导航:[首页]->[cpp]->[Google TCMalloc学习笔记4-线程本地存储]

写于 2011年11月18日

前面提到了中央空闲链表,tcmalloc对每一个内存区间都设置一个中央空闲链表的类实例,线程本地存储和它类似,也是在内部对每一个内存区间做一个特殊的结构类实例,当不够的时候,就从中央空闲链表中取,太多了就还给它一些,线程结束后全部还给它。

线程本地存储通过下面的接口来访问,也就是通过它来获得线程绑定的一个ThreadCache类实例,然后在这个类中分配内存。

inline ThreadCache* ThreadCache::GetCache() {
    ThreadCache* ptr = NULL;
    if (!tsd_inited_) {
        InitModule();
    } else {
        ptr = GetThreadHeap();
    }
    if (ptr == NULL)
        ptr = CreateCacheIfNecessary();
    return ptr;
}

tcmalloc通过下面的静态变量来标识线程本地存储结构是否初始化,

bool ThreadCache::tsd_inited_ = false;

也许很多人会想,上面的结构对此变量的访问并没有加锁,是否存在竞态呢?这个问题的确存在,但是tcmalloc在进入main函数之前就已经初始化,所以在之后的访问当中,是不会再有写入,所以共享读是没问题的。

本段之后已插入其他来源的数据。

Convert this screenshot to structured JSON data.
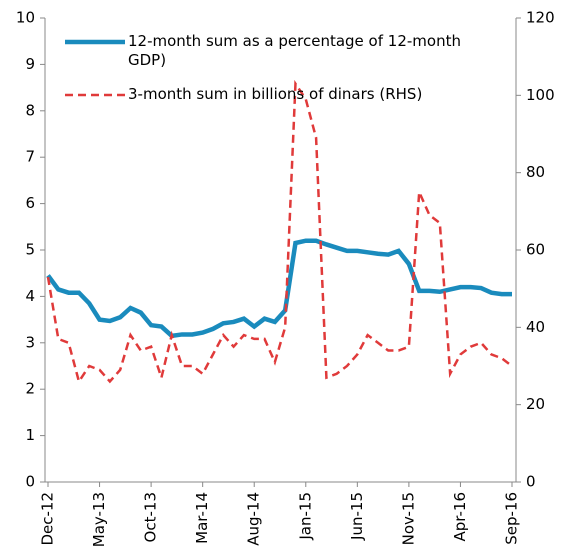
{
  "chart_data": {
    "type": "line",
    "categories": [
      "Dec-12",
      null,
      null,
      null,
      null,
      "May-13",
      null,
      null,
      null,
      null,
      "Oct-13",
      null,
      null,
      null,
      null,
      "Mar-14",
      null,
      null,
      null,
      null,
      "Aug-14",
      null,
      null,
      null,
      null,
      "Jan-15",
      null,
      null,
      null,
      null,
      "Jun-15",
      null,
      null,
      null,
      null,
      "Nov-15",
      null,
      null,
      null,
      null,
      "Apr-16",
      null,
      null,
      null,
      null,
      "Sep-16"
    ],
    "series": [
      {
        "name": "12-month sum as a percentage of 12-month GDP)",
        "color": "#1a8bbd",
        "style": "solid",
        "values": [
          4.45,
          4.15,
          4.08,
          4.08,
          3.85,
          3.5,
          3.47,
          3.55,
          3.75,
          3.65,
          3.38,
          3.35,
          3.15,
          3.18,
          3.18,
          3.22,
          3.3,
          3.42,
          3.45,
          3.52,
          3.35,
          3.52,
          3.45,
          3.7,
          5.15,
          5.2,
          5.2,
          5.12,
          5.05,
          4.98,
          4.98,
          4.95,
          4.92,
          4.9,
          4.98,
          4.7,
          4.12,
          4.12,
          4.1,
          4.15,
          4.2,
          4.2,
          4.18,
          4.08,
          4.05,
          4.05
        ]
      },
      {
        "name": "3-month sum in billions of dinars (RHS)",
        "color": "#e03a3a",
        "style": "dashed",
        "axis": "y2",
        "values": [
          53,
          37,
          36,
          26,
          30,
          29,
          26,
          29,
          38,
          34,
          35,
          27,
          38,
          30,
          30,
          28,
          33,
          38,
          35,
          38,
          37,
          37,
          31,
          40,
          103,
          99,
          89,
          27,
          28,
          30,
          33,
          38,
          36,
          34,
          34,
          35,
          75,
          69,
          67,
          28,
          33,
          35,
          36,
          33,
          32,
          30
        ]
      }
    ],
    "ylim": [
      0,
      10
    ],
    "yticks": [
      0,
      1,
      2,
      3,
      4,
      5,
      6,
      7,
      8,
      9,
      10
    ],
    "y2lim": [
      0,
      120
    ],
    "y2ticks": [
      0,
      20,
      40,
      60,
      80,
      100,
      120
    ],
    "legend": "upper left"
  }
}
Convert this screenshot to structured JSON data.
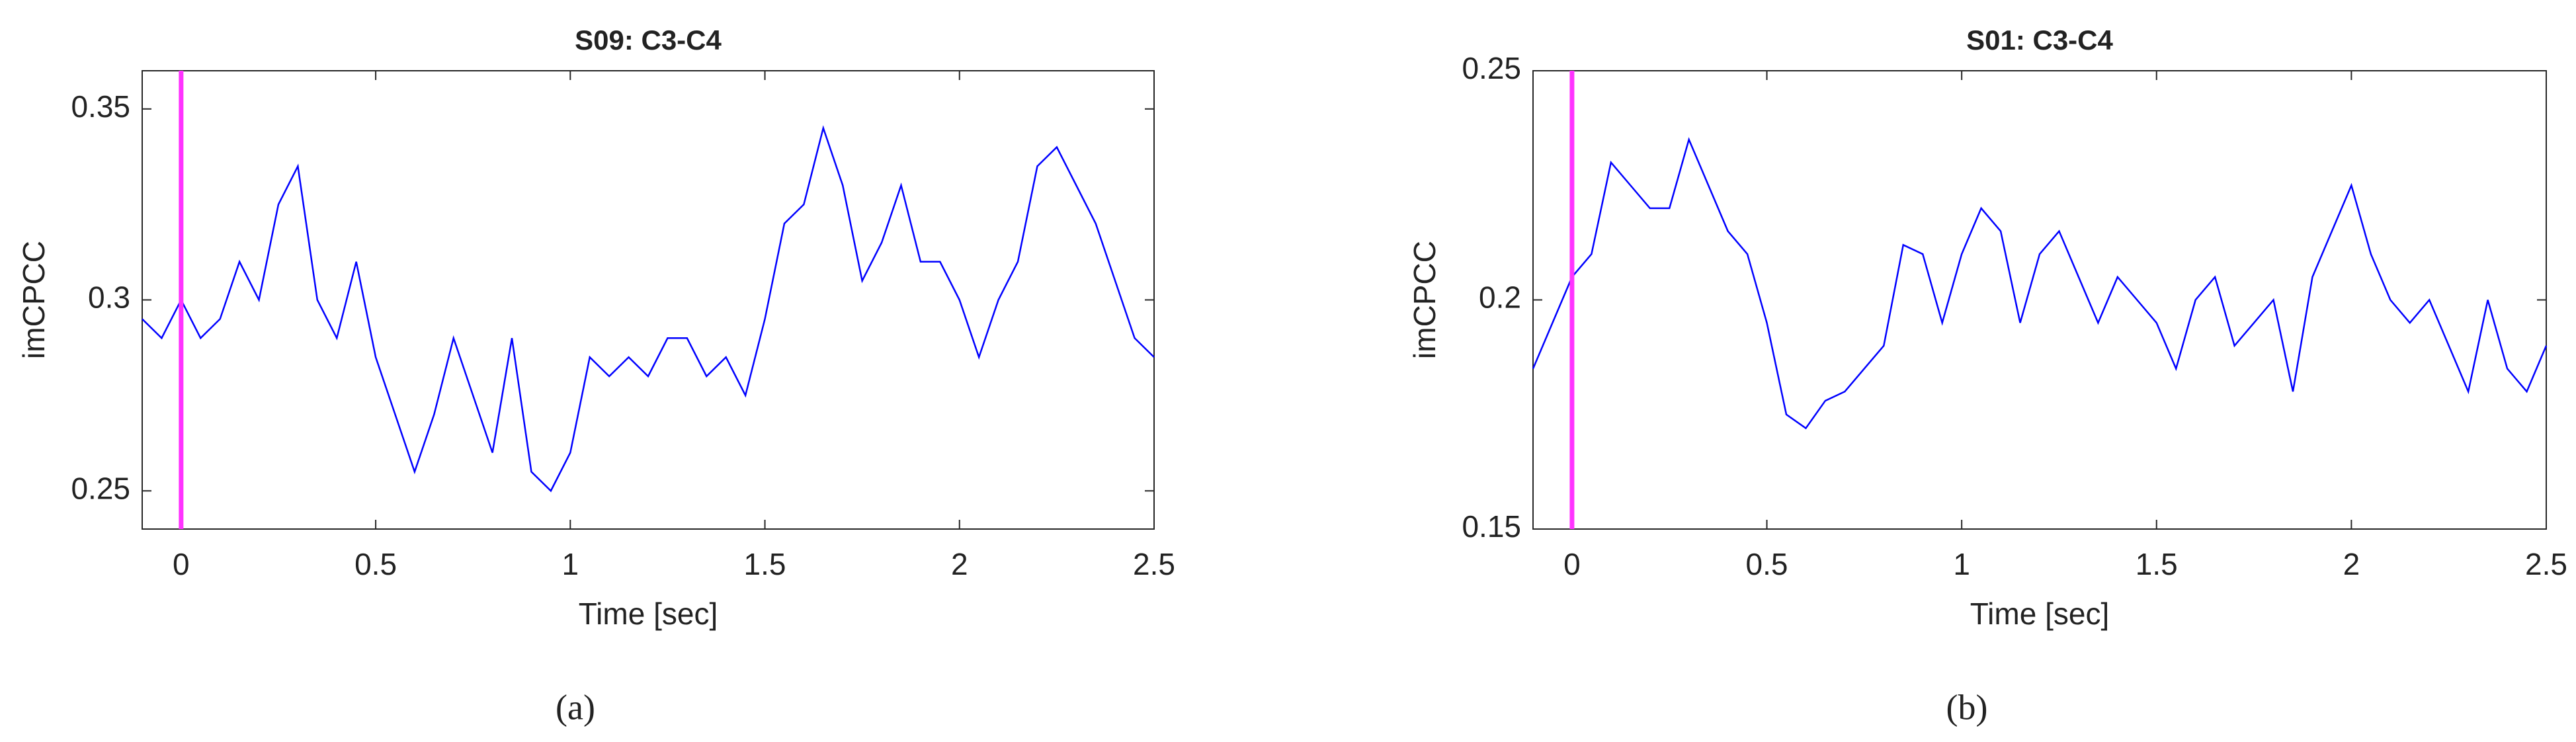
{
  "chart_data": [
    {
      "type": "line",
      "title": "S09: C3-C4",
      "xlabel": "Time [sec]",
      "ylabel": "imCPCC",
      "caption": "(a)",
      "x": [
        -0.1,
        -0.05,
        0,
        0.05,
        0.1,
        0.15,
        0.2,
        0.25,
        0.3,
        0.35,
        0.4,
        0.45,
        0.5,
        0.55,
        0.6,
        0.65,
        0.7,
        0.75,
        0.8,
        0.85,
        0.9,
        0.95,
        1,
        1.05,
        1.1,
        1.15,
        1.2,
        1.25,
        1.3,
        1.35,
        1.4,
        1.45,
        1.5,
        1.55,
        1.6,
        1.65,
        1.7,
        1.75,
        1.8,
        1.85,
        1.9,
        1.95,
        2,
        2.05,
        2.1,
        2.15,
        2.2,
        2.25,
        2.3,
        2.35,
        2.4,
        2.45,
        2.5
      ],
      "series": [
        {
          "color": "#0000ff",
          "values": [
            0.295,
            0.29,
            0.3,
            0.29,
            0.295,
            0.31,
            0.3,
            0.325,
            0.335,
            0.3,
            0.29,
            0.31,
            0.285,
            0.27,
            0.255,
            0.27,
            0.29,
            0.275,
            0.26,
            0.29,
            0.255,
            0.25,
            0.26,
            0.285,
            0.28,
            0.285,
            0.28,
            0.29,
            0.29,
            0.28,
            0.285,
            0.275,
            0.295,
            0.32,
            0.325,
            0.345,
            0.33,
            0.305,
            0.315,
            0.33,
            0.31,
            0.31,
            0.3,
            0.285,
            0.3,
            0.31,
            0.335,
            0.34,
            0.33,
            0.32,
            0.305,
            0.29,
            0.285
          ]
        }
      ],
      "vline": {
        "x": 0,
        "color": "#ff33ff"
      },
      "xlim": [
        -0.1,
        2.5
      ],
      "xticks": [
        0,
        0.5,
        1,
        1.5,
        2,
        2.5
      ],
      "ylim": [
        0.24,
        0.36
      ],
      "yticks": [
        0.25,
        0.3,
        0.35
      ]
    },
    {
      "type": "line",
      "title": "S01: C3-C4",
      "xlabel": "Time [sec]",
      "ylabel": "imCPCC",
      "caption": "(b)",
      "x": [
        -0.1,
        -0.05,
        0,
        0.05,
        0.1,
        0.15,
        0.2,
        0.25,
        0.3,
        0.35,
        0.4,
        0.45,
        0.5,
        0.55,
        0.6,
        0.65,
        0.7,
        0.75,
        0.8,
        0.85,
        0.9,
        0.95,
        1,
        1.05,
        1.1,
        1.15,
        1.2,
        1.25,
        1.3,
        1.35,
        1.4,
        1.45,
        1.5,
        1.55,
        1.6,
        1.65,
        1.7,
        1.75,
        1.8,
        1.85,
        1.9,
        1.95,
        2,
        2.05,
        2.1,
        2.15,
        2.2,
        2.25,
        2.3,
        2.35,
        2.4,
        2.45,
        2.5
      ],
      "series": [
        {
          "color": "#0000ff",
          "values": [
            0.185,
            0.195,
            0.205,
            0.21,
            0.23,
            0.225,
            0.22,
            0.22,
            0.235,
            0.225,
            0.215,
            0.21,
            0.195,
            0.175,
            0.172,
            0.178,
            0.18,
            0.185,
            0.19,
            0.212,
            0.21,
            0.195,
            0.21,
            0.22,
            0.215,
            0.195,
            0.21,
            0.215,
            0.205,
            0.195,
            0.205,
            0.2,
            0.195,
            0.185,
            0.2,
            0.205,
            0.19,
            0.195,
            0.2,
            0.18,
            0.205,
            0.215,
            0.225,
            0.21,
            0.2,
            0.195,
            0.2,
            0.19,
            0.18,
            0.2,
            0.185,
            0.18,
            0.19
          ]
        }
      ],
      "vline": {
        "x": 0,
        "color": "#ff33ff"
      },
      "xlim": [
        -0.1,
        2.5
      ],
      "xticks": [
        0,
        0.5,
        1,
        1.5,
        2,
        2.5
      ],
      "ylim": [
        0.15,
        0.25
      ],
      "yticks": [
        0.15,
        0.2,
        0.25
      ]
    }
  ]
}
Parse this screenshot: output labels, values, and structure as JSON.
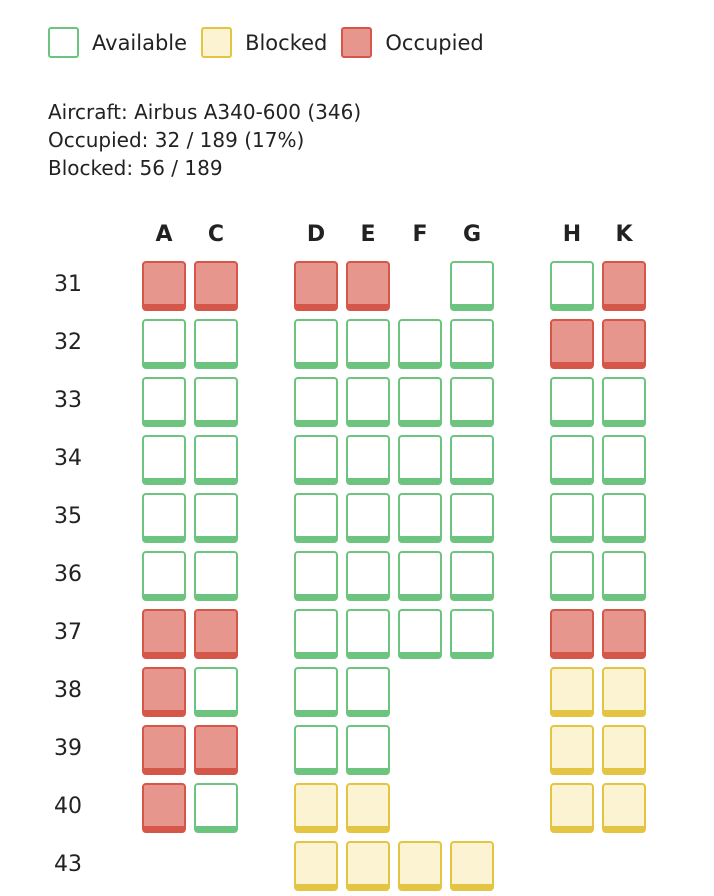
{
  "legend": [
    {
      "status": "available",
      "label": "Available"
    },
    {
      "status": "blocked",
      "label": "Blocked"
    },
    {
      "status": "occupied",
      "label": "Occupied"
    }
  ],
  "info": {
    "aircraft": "Aircraft: Airbus A340-600 (346)",
    "occupied": "Occupied: 32 / 189 (17%)",
    "blocked": "Blocked: 56 / 189"
  },
  "colors": {
    "available_border": "#6cc47f",
    "blocked_border": "#e3c543",
    "blocked_fill": "#fbf3d2",
    "occupied_border": "#d4574a",
    "occupied_fill": "#e6968c"
  },
  "columns": [
    "A",
    "C",
    "D",
    "E",
    "F",
    "G",
    "H",
    "K"
  ],
  "rows": [
    {
      "label": "31",
      "seats": {
        "A": "occupied",
        "C": "occupied",
        "D": "occupied",
        "E": "occupied",
        "G": "available",
        "H": "available",
        "K": "occupied"
      }
    },
    {
      "label": "32",
      "seats": {
        "A": "available",
        "C": "available",
        "D": "available",
        "E": "available",
        "F": "available",
        "G": "available",
        "H": "occupied",
        "K": "occupied"
      }
    },
    {
      "label": "33",
      "seats": {
        "A": "available",
        "C": "available",
        "D": "available",
        "E": "available",
        "F": "available",
        "G": "available",
        "H": "available",
        "K": "available"
      }
    },
    {
      "label": "34",
      "seats": {
        "A": "available",
        "C": "available",
        "D": "available",
        "E": "available",
        "F": "available",
        "G": "available",
        "H": "available",
        "K": "available"
      }
    },
    {
      "label": "35",
      "seats": {
        "A": "available",
        "C": "available",
        "D": "available",
        "E": "available",
        "F": "available",
        "G": "available",
        "H": "available",
        "K": "available"
      }
    },
    {
      "label": "36",
      "seats": {
        "A": "available",
        "C": "available",
        "D": "available",
        "E": "available",
        "F": "available",
        "G": "available",
        "H": "available",
        "K": "available"
      }
    },
    {
      "label": "37",
      "seats": {
        "A": "occupied",
        "C": "occupied",
        "D": "available",
        "E": "available",
        "F": "available",
        "G": "available",
        "H": "occupied",
        "K": "occupied"
      }
    },
    {
      "label": "38",
      "seats": {
        "A": "occupied",
        "C": "available",
        "D": "available",
        "E": "available",
        "H": "blocked",
        "K": "blocked"
      }
    },
    {
      "label": "39",
      "seats": {
        "A": "occupied",
        "C": "occupied",
        "D": "available",
        "E": "available",
        "H": "blocked",
        "K": "blocked"
      }
    },
    {
      "label": "40",
      "seats": {
        "A": "occupied",
        "C": "available",
        "D": "blocked",
        "E": "blocked",
        "H": "blocked",
        "K": "blocked"
      }
    },
    {
      "label": "43",
      "seats": {
        "D": "blocked",
        "E": "blocked",
        "F": "blocked",
        "G": "blocked"
      }
    }
  ]
}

void ThreadCache::InitModule() {
    SpinLockHolder h(Static::pageheap_lock());
    if (!phinited) {
        Static::InitStaticVars();
        threadcache_allocator.Init();
        phinited = 1;
    }
}

static bool phinited = false;

当没有初始化,那么将调用InitModule函数来完成模块的初始化,是否初始化通过另一个静态变量phinited来控制,考虑到tcmalloc在进入main函数之前就完成了初始化,这种情况下也不会存在竞态的问题(实际上,当完成初始化之后,这个函数压根就不会跑进来)。Static::InitStaticVars 会完成前面几篇文章提到的相关模块的初始化,接下来要完成threadcache_allocator的初始化。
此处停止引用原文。